In parole povere, è stato individuato un vuoto legislativo nella procedura prevista dal decreto, che potrebbe essere sfruttato per aggirare la procedura di costituzione ordinaria di una società srl (non startup innovativa), attraverso la creazione di una finta startup da trasformare poi in srl vera e propria. Da qui, la decisione di abrogarlo completamente, togliendo la possibilità a tutte le startup innovative di percorrere l’iter che era stato creato appositamente per agevolarle.
Si tratta di una decisione che a molti ha fatto storcere in naso.
“Mentre tutto il mondo va avanti, perfino nell’anno del G20 a guida italiana dobbiamo vergognarci per quelle lobby che lavorano imperterrite con il solo obiettivo di preservare le rendite di posizione e a discapito della competitività” ha commentato Gianmarco Carnovale, Presidente di Roma Startup, “andiamo quindi avanti a passi del gambero giocando con la credibilità del Paese, per proteggere qualche consulenza ad una piccola casta fuori dal tempo, auspicando che non ci siano conseguenze per le startup già costituite con questa modalità”.

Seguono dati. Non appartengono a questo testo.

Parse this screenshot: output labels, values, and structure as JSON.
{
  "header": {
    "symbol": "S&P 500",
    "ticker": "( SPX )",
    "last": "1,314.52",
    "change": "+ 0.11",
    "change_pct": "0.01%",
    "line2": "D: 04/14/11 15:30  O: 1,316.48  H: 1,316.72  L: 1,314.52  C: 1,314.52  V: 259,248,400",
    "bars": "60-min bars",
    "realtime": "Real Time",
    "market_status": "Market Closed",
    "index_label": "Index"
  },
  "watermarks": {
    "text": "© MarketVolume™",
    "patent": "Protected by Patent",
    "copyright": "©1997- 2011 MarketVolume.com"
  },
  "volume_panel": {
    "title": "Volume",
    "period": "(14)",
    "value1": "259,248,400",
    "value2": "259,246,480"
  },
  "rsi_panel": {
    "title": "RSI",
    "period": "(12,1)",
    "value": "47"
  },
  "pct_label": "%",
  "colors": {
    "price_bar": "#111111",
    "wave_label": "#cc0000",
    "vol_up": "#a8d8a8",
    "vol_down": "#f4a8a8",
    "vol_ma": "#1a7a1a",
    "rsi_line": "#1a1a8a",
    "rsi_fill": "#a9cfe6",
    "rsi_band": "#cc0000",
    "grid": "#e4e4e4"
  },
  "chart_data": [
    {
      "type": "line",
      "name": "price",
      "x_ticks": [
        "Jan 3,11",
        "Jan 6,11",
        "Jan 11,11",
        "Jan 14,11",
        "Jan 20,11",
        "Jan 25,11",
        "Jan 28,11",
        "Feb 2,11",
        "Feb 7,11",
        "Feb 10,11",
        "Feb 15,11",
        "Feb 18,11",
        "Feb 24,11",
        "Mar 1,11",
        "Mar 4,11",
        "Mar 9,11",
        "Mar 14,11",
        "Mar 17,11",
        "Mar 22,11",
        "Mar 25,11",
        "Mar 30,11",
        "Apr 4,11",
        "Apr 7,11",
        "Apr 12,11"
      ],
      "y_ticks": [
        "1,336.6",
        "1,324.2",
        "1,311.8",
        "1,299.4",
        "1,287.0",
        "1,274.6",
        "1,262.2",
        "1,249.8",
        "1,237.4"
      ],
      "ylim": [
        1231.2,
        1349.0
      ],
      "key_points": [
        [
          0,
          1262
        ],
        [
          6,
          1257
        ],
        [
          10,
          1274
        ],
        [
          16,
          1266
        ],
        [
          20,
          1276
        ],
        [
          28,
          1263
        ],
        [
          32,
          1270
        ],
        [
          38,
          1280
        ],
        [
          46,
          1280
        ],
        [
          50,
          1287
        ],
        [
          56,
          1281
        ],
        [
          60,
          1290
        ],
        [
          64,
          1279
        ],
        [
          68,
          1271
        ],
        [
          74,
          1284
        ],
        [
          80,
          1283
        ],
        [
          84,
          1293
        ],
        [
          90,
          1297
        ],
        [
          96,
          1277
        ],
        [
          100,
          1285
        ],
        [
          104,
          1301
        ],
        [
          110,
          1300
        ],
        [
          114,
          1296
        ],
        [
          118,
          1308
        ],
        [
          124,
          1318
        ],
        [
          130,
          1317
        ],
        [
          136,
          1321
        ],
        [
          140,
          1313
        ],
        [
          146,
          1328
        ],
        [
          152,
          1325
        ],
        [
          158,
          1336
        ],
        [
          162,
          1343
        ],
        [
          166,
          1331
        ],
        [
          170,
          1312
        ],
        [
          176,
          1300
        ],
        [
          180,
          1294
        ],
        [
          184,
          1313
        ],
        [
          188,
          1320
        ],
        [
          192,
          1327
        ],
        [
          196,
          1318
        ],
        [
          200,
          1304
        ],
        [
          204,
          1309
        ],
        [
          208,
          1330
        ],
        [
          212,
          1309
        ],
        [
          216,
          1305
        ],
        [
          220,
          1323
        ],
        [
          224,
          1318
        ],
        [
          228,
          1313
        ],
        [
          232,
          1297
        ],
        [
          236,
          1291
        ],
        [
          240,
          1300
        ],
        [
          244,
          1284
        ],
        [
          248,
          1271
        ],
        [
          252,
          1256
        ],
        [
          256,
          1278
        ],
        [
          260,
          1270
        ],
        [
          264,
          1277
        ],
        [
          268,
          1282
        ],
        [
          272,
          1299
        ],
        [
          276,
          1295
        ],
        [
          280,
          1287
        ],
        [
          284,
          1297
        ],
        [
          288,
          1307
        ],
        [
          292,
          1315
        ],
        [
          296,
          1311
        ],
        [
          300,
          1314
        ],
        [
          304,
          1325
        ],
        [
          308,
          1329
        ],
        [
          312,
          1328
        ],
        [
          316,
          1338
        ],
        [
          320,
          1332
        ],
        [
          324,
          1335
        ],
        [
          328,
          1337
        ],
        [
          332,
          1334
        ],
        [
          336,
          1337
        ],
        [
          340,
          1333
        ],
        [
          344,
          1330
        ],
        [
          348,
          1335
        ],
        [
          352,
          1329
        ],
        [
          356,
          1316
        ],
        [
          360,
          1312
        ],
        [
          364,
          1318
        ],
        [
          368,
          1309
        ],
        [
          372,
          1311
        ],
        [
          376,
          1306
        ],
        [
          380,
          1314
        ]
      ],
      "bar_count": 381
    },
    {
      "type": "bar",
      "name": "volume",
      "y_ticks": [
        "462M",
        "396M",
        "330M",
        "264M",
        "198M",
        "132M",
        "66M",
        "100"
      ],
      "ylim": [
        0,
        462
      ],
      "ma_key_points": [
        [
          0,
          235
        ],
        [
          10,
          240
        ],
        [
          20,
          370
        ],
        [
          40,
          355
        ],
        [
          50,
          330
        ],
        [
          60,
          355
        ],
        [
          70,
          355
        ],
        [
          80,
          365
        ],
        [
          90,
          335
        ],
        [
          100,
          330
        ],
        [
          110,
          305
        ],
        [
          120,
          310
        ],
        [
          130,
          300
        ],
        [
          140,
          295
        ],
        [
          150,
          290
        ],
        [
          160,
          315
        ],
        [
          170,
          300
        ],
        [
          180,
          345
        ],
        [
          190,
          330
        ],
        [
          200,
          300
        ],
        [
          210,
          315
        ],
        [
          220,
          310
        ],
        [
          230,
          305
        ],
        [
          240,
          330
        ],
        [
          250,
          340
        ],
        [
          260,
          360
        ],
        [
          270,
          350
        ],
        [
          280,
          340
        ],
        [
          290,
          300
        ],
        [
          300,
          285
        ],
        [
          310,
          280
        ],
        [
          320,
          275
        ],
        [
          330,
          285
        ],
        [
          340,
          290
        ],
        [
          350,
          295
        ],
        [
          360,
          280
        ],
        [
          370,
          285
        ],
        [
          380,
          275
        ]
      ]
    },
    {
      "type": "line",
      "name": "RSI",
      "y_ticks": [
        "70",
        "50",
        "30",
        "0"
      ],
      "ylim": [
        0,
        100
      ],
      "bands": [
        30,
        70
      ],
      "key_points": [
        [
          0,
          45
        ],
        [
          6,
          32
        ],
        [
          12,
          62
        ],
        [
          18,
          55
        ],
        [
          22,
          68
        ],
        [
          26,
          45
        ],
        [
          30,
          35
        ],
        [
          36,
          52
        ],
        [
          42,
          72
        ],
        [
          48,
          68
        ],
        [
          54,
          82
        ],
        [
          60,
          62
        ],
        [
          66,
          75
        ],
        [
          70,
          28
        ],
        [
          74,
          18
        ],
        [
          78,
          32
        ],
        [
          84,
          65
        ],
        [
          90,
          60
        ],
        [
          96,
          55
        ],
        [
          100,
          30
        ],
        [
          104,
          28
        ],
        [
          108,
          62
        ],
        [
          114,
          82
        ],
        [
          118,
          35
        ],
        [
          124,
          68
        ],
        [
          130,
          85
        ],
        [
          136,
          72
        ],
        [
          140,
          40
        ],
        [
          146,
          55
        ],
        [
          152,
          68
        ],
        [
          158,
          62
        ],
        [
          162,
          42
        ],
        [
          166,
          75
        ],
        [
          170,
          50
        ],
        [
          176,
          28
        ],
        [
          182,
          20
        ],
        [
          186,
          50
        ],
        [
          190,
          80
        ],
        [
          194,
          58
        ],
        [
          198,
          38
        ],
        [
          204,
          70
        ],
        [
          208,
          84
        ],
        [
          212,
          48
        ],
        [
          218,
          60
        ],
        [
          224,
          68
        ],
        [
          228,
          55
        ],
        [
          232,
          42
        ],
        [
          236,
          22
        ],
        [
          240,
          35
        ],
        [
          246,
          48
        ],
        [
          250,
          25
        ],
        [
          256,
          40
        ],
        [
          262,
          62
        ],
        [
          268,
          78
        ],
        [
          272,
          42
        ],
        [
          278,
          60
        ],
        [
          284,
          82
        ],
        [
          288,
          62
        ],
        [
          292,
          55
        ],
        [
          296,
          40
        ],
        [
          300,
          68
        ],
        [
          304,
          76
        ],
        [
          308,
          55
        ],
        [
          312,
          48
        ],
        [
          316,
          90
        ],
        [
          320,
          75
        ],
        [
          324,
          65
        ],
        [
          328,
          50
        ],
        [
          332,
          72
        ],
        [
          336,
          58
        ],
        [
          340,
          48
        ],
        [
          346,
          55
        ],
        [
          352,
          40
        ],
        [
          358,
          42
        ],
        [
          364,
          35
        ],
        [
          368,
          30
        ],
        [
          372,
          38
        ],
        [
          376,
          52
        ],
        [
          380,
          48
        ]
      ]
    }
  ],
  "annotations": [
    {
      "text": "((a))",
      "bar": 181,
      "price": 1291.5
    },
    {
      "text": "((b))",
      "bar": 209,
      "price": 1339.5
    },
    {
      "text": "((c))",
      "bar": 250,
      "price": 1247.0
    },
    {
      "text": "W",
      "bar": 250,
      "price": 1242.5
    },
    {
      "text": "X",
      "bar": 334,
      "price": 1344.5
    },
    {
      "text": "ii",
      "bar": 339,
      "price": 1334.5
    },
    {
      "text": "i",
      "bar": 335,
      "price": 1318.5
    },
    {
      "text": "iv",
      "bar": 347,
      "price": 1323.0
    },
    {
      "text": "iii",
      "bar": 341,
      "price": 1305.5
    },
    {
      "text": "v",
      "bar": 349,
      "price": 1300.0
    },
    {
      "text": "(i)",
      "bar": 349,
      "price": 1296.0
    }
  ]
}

“La traiettoria verso la digitalizzazione, sburocratizzazione e semplificazione dei rapporti tra l’amministrazione pubblica e il tessuto economico ha subito un brusco colpo di arresto proprio in un settore strategico come quello dell’innovazione tecnologica in una fase storica particolarmente impegnativa” aggiunge Angelo Coletta, Presidente di InnovUp. “Non ci voleva e come InnovUp, insieme alle associazioni di settore, faremo sentire la nostra voce non solo per tornare alla procedura di costituzione semplificata delle startup, ma anche per ulteriori provvedimenti a favore della credibilità e del rilancio del nostro Paese nel mondo. Con le startup non si scherza, questo deve essere capito una volta per tutte.”
Anche Luca Carabetta, deputato del Movimento 5 Stelle, esprime il suo dissenso:
“Depositerò immediatamente un’interrogazione al ministero dello Sviluppo Economico per chiedere conto delle attività che intende portare avanti per tutelare i nuovi imprenditori. La norma, concepita per alleggerire le procedure di avvio di una startup, ha sempre avuto supporto politico bipartisan e va incontro ai principi di semplificazione e digitalizzazione richiesti anche recentemente a livello comunitario con la proposta degli Startup Nations Standard, al fine di rendere il nostro Paese più competitivo e più ospitale per le nuove imprese tecnologiche. Rispettiamo la pronuncia della giustizia amministrativa, ma faremo di tutto per mettere il nostro Paese al passo con le migliori pratiche europee e semplificare la vita a chi vuole intraprendere e innovare”.
Secondo i dati del Ministero dello Sviluppo Economico, oggi sono circa 12.000 le startup in Italia, che danno lavoro ad oltre 70 mila giovani e producono ricavi per oltre 1,4 miliardi di euro, reinvestendone la quasi totalità in ricerca e sviluppo e in creazione di nuovi posti di lavoro. L’ecosistema delle startup in Italia è in continua crescita, ma provvedimenti di questo tipo certo non lo sostengono.